Prof. Dr. Oğuz Özyaral’dan YKS tercihlerine ilişkin uyarılar
İSTANBUL RUMELİ ÜNİVERSİTESİ KURUCU ÖĞRETİM ÜYESİ VE REKTÖR YARDIMCISI PROF. DR. OĞUZ ÖZYARAL, “BEN GENÇLERE SEVGİYLE, SAYGIYLA, BİLGİYLE DOKUNMAK İSTİYORUM. HAYAT GENÇLİKTE VE GENÇLERDE. DOĞRU SEÇİM YAPIN DOĞRU ADIM ATIN” DEDİ.
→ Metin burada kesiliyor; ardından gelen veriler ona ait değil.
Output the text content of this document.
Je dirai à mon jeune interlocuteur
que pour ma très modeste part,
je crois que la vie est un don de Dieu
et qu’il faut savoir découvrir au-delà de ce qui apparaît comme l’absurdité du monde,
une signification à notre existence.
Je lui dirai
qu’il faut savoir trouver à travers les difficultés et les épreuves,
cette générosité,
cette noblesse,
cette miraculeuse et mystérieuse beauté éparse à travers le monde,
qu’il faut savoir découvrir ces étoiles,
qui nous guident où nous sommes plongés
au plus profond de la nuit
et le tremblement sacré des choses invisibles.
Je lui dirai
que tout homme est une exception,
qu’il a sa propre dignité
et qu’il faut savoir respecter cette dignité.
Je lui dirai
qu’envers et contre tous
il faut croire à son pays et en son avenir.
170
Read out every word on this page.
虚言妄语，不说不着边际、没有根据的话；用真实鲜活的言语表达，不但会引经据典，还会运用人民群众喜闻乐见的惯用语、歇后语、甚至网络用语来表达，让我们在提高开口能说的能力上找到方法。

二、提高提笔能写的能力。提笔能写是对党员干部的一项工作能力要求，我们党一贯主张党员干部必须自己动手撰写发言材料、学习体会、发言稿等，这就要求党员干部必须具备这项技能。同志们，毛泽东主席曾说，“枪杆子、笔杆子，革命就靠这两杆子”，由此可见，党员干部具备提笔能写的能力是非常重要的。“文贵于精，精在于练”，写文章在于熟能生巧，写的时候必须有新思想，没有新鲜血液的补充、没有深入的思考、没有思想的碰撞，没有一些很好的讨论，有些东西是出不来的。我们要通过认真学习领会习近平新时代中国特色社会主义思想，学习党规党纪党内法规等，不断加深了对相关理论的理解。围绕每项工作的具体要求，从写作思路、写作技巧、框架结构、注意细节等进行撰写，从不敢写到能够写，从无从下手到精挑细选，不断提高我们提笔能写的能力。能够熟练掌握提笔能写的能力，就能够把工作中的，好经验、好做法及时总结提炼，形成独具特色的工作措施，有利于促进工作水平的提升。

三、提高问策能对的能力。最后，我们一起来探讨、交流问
İstanbul Rumeli Üniversitesi Kurucu Öğretim Üyesi ve Rektör Yardımcısı Prof. Dr. Oğuz Özyaral, “Ben gençlere sevgiyle, saygıyla, bilgiyle dokunmak istiyorum. Hayat gençlikte ve gençlerde. Doğru seçim yapın, doğru adım atın” dedi.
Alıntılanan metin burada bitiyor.